His concerns are due to the unacceptably long delays between arrest, investigations and forwarding the file to the Director of Public Prosecutions. Duale’s apprehension is also informed by the suspicions that some rogue investigative officers drag their feet for self-gain, specifically extracting bribes, ultimately subverting the course of justice.
However, the broad question that must be addressed is this; is the EACC Act a sufficient substantive anti-graft law? Inherent are auxiliary issues such as resources, human and material, more so those with bearing on why investigations take too long only to falter after presentation to DPP or when they go to courts, fail to nail convictions, making the Act appear ineffective.
It’s not for lack of laws that we fire blanks when it comes to fighting graft.
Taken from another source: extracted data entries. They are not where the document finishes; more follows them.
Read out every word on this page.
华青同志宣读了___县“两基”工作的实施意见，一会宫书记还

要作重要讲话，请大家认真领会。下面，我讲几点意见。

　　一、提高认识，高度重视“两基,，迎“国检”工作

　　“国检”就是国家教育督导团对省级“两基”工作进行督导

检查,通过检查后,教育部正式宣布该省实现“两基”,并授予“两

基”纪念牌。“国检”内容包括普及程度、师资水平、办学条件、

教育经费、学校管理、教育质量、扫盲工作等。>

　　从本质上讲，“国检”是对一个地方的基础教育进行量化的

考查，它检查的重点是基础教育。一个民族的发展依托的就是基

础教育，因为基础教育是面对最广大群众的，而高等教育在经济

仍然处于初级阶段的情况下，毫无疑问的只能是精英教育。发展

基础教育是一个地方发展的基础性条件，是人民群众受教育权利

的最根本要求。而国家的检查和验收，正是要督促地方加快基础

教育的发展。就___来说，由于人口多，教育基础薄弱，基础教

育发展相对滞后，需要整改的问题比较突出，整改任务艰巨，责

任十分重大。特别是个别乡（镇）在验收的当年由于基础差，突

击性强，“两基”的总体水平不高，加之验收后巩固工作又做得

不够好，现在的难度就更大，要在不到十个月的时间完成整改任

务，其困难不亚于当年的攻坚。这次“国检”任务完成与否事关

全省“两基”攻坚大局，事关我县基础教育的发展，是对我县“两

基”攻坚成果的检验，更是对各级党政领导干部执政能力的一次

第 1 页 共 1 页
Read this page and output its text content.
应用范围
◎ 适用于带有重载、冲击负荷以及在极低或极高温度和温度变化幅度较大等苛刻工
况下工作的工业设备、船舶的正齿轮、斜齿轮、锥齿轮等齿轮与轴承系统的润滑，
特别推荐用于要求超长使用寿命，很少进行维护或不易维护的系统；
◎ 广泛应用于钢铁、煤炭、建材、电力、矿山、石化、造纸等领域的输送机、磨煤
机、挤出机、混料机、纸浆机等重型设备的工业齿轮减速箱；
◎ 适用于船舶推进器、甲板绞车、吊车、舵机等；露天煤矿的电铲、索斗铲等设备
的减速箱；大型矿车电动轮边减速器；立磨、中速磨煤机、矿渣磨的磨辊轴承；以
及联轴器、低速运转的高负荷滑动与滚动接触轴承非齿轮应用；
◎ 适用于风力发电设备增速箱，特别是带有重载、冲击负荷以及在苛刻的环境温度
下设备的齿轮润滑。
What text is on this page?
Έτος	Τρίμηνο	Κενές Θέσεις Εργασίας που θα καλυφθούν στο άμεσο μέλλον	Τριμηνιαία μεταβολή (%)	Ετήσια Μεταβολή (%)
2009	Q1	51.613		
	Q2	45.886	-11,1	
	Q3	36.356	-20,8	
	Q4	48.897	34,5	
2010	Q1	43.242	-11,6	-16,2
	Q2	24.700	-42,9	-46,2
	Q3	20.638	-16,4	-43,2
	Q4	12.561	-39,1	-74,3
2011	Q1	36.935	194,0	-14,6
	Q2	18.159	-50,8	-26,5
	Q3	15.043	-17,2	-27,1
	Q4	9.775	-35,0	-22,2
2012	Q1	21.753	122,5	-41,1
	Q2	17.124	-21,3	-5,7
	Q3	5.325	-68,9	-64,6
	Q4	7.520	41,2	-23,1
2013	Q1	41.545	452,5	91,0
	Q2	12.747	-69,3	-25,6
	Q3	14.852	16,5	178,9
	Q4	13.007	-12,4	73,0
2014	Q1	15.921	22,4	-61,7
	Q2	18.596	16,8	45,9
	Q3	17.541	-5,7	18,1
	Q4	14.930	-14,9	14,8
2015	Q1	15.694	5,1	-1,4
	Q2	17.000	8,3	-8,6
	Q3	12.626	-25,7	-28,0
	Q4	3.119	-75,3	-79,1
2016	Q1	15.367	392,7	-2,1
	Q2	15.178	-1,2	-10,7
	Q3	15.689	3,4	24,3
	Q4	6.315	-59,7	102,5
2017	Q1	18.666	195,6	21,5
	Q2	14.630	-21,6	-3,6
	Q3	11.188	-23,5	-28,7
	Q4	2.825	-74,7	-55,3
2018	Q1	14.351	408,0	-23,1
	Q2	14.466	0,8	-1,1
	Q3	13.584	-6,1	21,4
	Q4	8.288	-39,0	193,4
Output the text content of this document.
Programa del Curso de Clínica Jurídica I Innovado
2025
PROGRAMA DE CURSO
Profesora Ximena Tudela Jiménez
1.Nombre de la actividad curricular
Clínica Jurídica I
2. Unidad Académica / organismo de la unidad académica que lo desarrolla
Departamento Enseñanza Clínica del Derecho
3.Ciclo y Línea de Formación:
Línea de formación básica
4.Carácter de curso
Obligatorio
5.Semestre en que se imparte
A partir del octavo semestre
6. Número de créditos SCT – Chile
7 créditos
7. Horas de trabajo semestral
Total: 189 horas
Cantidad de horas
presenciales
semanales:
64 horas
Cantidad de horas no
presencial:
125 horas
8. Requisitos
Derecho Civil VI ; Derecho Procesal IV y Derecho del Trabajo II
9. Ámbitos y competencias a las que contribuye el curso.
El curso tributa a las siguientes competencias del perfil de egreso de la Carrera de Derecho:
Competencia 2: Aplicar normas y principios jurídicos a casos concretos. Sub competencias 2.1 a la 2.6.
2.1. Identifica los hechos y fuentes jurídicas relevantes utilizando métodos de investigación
Laws on their own are of no use if instruments of enforcement are weak, or if ethics are short-circuited.
If EACC is inadequate in skills or material endowment, then that can be tackled within the existing law. Lets not forget that between 2003 and 2011, this law has been subjected to several amendments and strengthening with addition of Acts like Public Officer Ethics, Public Procurement and Disposal, Leadership and Integrity.
Duale rightly reminded that in the current budgetary provisions, EACC was given Sh2.9 billion while related agencies in the war against crime, namely DCI got Sh17.9 billion, DPP was given Sh3 billion. Kenyans want results from such investments. The political will at the highest level already stands out.